8. In Verifying the Assumption related to Intelligence
Suppose a principle states that the students studying in her school have an IQ level of above average. To support her statement, the researcher may take a sample of around 50 random students from that school. Let’s say the average IQ score of those children is around 110, and the average IQ score of the mean population is 100 with a standard deviation of 15. The hypothesis testing is given as follows,
Null Hypothesis (Ho): The population mean IQ score of 100 is a general fact, i.e., μ = 100.
Alternative Hypothesis (Ha): The average IQ score of the students is above average, i.e., μ > 100
It’s a one-tailed test as we are aiming for the ‘greater than’ assumption.

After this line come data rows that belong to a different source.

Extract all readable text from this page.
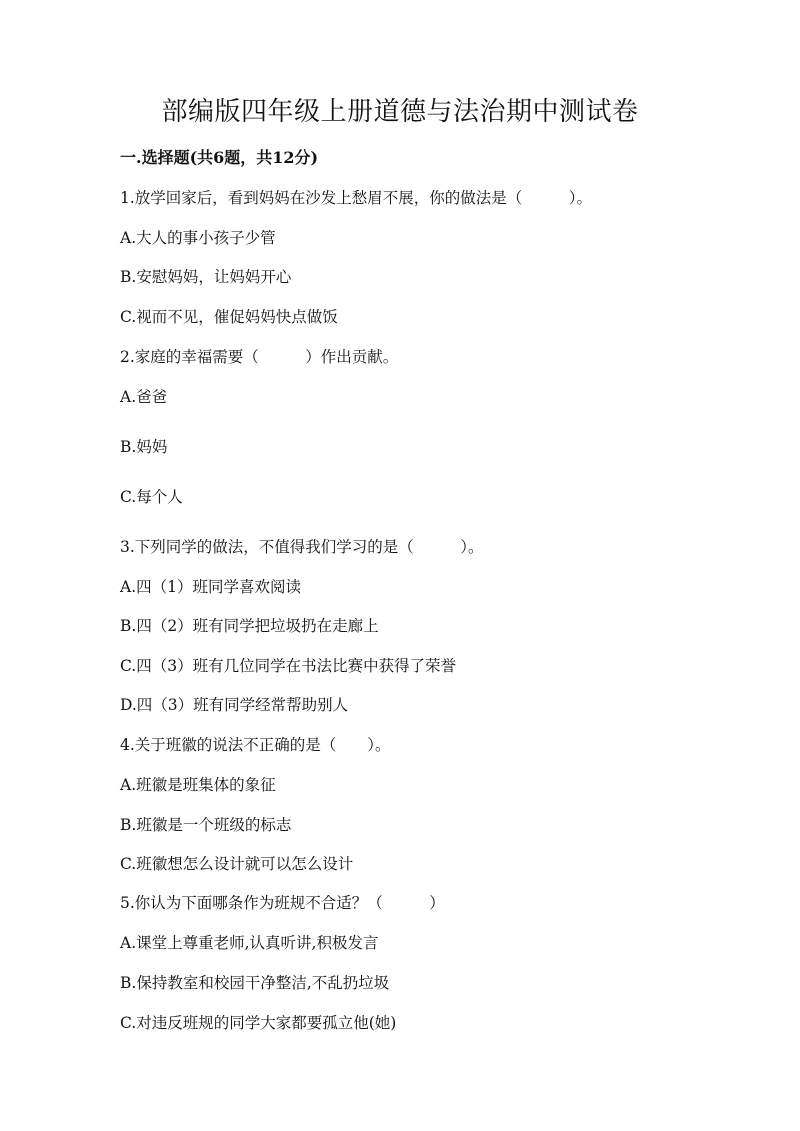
部编版四年级上册道德与法治期中测试卷
一.选择题(共6题，共12分)
1.放学回家后，看到妈妈在沙发上愁眉不展，你的做法是（　　　）。
A.大人的事小孩子少管
B.安慰妈妈，让妈妈开心
C.视而不见，催促妈妈快点做饭
2.家庭的幸福需要（　　　）作出贡献。
A.爸爸
B.妈妈
C.每个人
3.下列同学的做法，不值得我们学习的是（　　　）。
A.四（1）班同学喜欢阅读
B.四（2）班有同学把垃圾扔在走廊上
C.四（3）班有几位同学在书法比赛中获得了荣誉
D.四（3）班有同学经常帮助别人
4.关于班徽的说法不正确的是（　　）。
A.班徽是班集体的象征
B.班徽是一个班级的标志
C.班徽想怎么设计就可以怎么设计
5.你认为下面哪条作为班规不合适？（　　　）
A.课堂上尊重老师,认真听讲,积极发言
B.保持教室和校园干净整洁,不乱扔垃圾
C.对违反班规的同学大家都要孤立他(她)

Let us suppose the alpha level or we can say the significance level, in this case, is 5 per cent, i.e., 0.05, and this corresponds to the Z score equal to 1.645. The Z score is found by the statistical formula given by (112.5 – 100) / (15/√30) = 4.56. Now, the final step is to compare the values of the expected z score and the calculated z score. Here, the calculated Z score is lesser than the expected Z score, hence, the Null Hypothesis is rejected, i.e., the average IQ score of the children belonging to that school is above average.